The Newsroom (Season 1, Episode 1)

From Aaron Sorkin, Emmy and Oscar winning acclaimed television and film writer of “The West Wing“, “The Social Network“, and “Moneyball” comes his latest work, “The Newsroom“. The show on HBO is a drama set in as one might assume a newsroom. Starring amongst others Jeff Daniels (Will McAvoy), Emily Mortimer (Mackenzie MacHale), Alison Pill (Maggie Jordan), John Gallagher Jr (Jim Harper), the cast comes together in the fast paced drama providing a glimpse into the the daily dealings of AWN’s 8PM to 9PM news show from both sides of the camera.

Jeff Daniels stars as Will McAvoy, a headline news anchor famously known as the Leno of news appreciated for his tendency to not be a “bothersome reporter”. During the introductory scene of the pilot, McAvoy is lured into abandoning his charming on-screen persona, and his world built begins to crumble slowly soon after. We meet him again 3 weeks later after a tailspin vacation, where his news floor is no longer the one he once held domain over. McAvoy must now deal with those changes.

Pilots are meant to do three things.

First, a pilot is meant to introduce the premise, or idea behind the show. This show is about a veteran news anchor attempting to reassert himself in the profession which wants to spit him out, but the one person to give him a chance forces him to deal with his emotional baggage preventing him from that resolution. It’s an interesting premise, and one that is likely to be dynamic as more episodes unfold and the story becomes more clear.

Second, the pilot is meant to introduce its characters, or at the very least, layout potential arches that may be on the near horizon. There are many characters introduced in the pilot. Some are more important than others naturally. The show’s strength, being an Aaron Sorkin drama, lies in its ability to develop characters to a point where their personalities can naturally exude banter where otherwise they may not. This was one of the reasons “The West Wing” was so popular, and why “The Social Network” worked as well as it did. “The Newsroom” works towards developing Daniels’ and Mortimer’s characters well. Will McAvoy is the best written character in the earlier arts of the show, however Emily Mortimer begins to steal scenes left right and centre soon after.

To balance Daniels’ strong portrayal as Will McAvoy, we are introduced to Mackenzie MacHale, played by Emily Mortimer, who may best be known for her role in “Lars and the Real Girl” alongside Ryan Gosling. Together, their combined moxie adds energy to the show, reminiscent of other character’s in Sorkin written pieces, namely, Josh Lyman (played by the admirable Bradley Whitford)  in “The West Wing” and Mark Zuckerberg (played by Jesse Eisenberg for which he received an Academy Award nomination for outstanding performance as an actor in a lead role) in “The Social Network”. Its this fact that the pilot feels as successful as it does. By meeting strength with strength, MacHale and McAvoy can sustain their force over future episodes, rather than have their dialogue fall flat like it did in early seasons of “The West Wing” or in “The Social Network” where Zuckerberg didn’t really have somebody as strong to challenge him, and though entertaining to watch, felt unfair.

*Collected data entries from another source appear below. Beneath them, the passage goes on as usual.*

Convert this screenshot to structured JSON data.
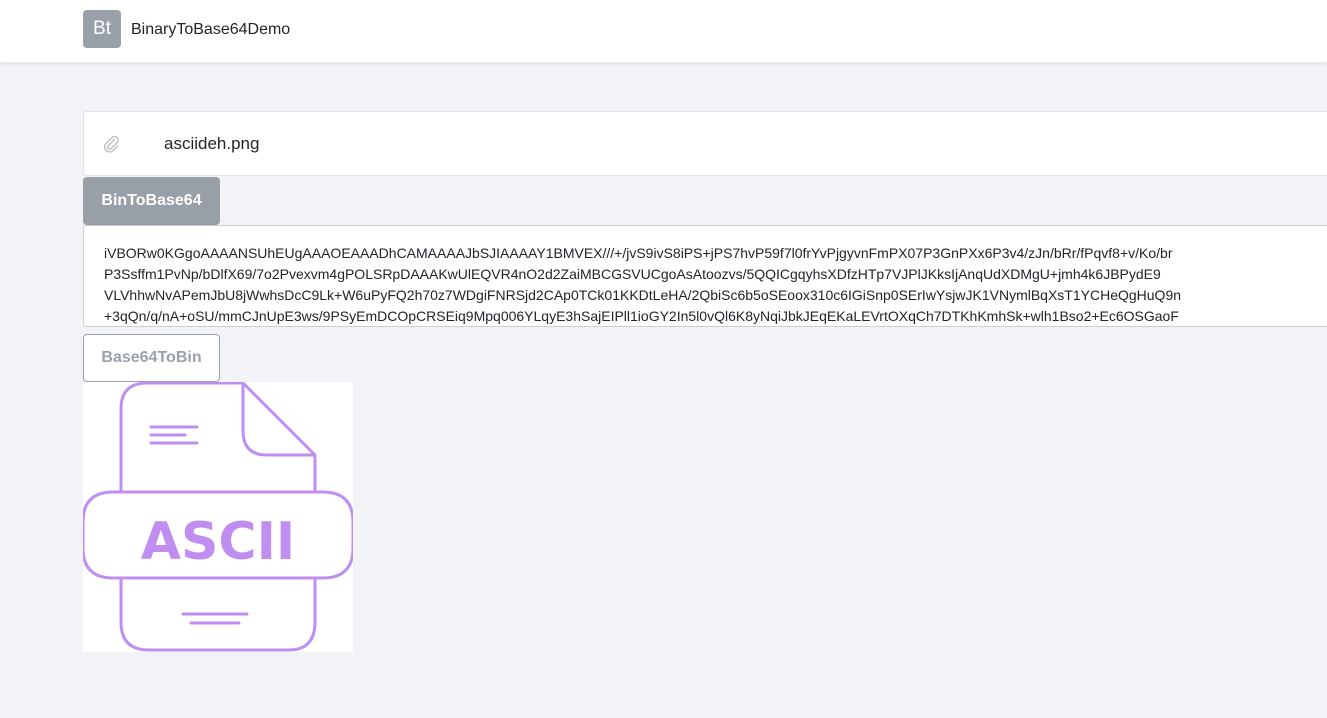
{
  "navbar": {
    "logo_text": "Bt",
    "app_title": "BinaryToBase64Demo"
  },
  "file_input": {
    "icon": "paperclip-icon",
    "file_name": "asciideh.png"
  },
  "actions": {
    "bin_to_base64_label": "BinToBase64",
    "base64_to_bin_label": "Base64ToBin"
  },
  "output": {
    "lines": [
      "iVBORw0KGgoAAAANSUhEUgAAAOEAAADhCAMAAAAJbSJIAAAAY1BMVEX///+/jvS9ivS8iPS+jPS7hvP59f7l0frYvPjgyvnFmPX07P3GnPXx6P3v4/zJn/bRr/fPqvf8+v/Ko/br",
      "P3Ssffm1PvNp/bDlfX69/7o2Pvexvm4gPOLSRpDAAAKwUlEQVR4nO2d2ZaiMBCGSVUCgoAsAtoozvs/5QQICgqyhsXDfzHTp7VJPlJKksIjAnqUdXDMgU+jmh4k6JBPydE9",
      "VLVhhwNvAPemJbU8jWwhsDcC9Lk+W6uPyFQ2h70z7WDgiFNRSjd2CAp0TCk01KKDtLeHA/2QbiSc6b5oSEoox310c6IGiSnp0SErIwYsjwJK1VNymlBqXsT1YCHeQgHuQ9n",
      "+3qQn/q/nA+oSU/mmCJnUpE3ws/9PSyEmDCOpCRSEiq9Mpq006YLqyE3hSajEIPll1ioGY2In5l0vQl6K8yNqiJbkJEqEKaLEVrtOXqCh7DTKhKmhSk+wlh1Bso2+Ec6OSGaoF"
    ]
  },
  "preview": {
    "label": "ASCII",
    "accent_color": "#c08ef0",
    "icon": "ascii-file-icon"
  }
}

The third purpose of a pilot is to get the viewer to the point where they want to see what happens next. The pilot accomplishes its purpose for this writer. I am eagerly looking forward to the next episode because it seems like it will revitalize public opinion on news media much as “The West Wing” did for American politics. I hope the themes covered in future episodes prove to be just as resilient to time as “The West Wing” was and continues to be.

If you’re looking to start a show, join McAvoy, MacHale, and myself on this journey, an ongoing conversation on what will hopefully be a fine show for many years to come.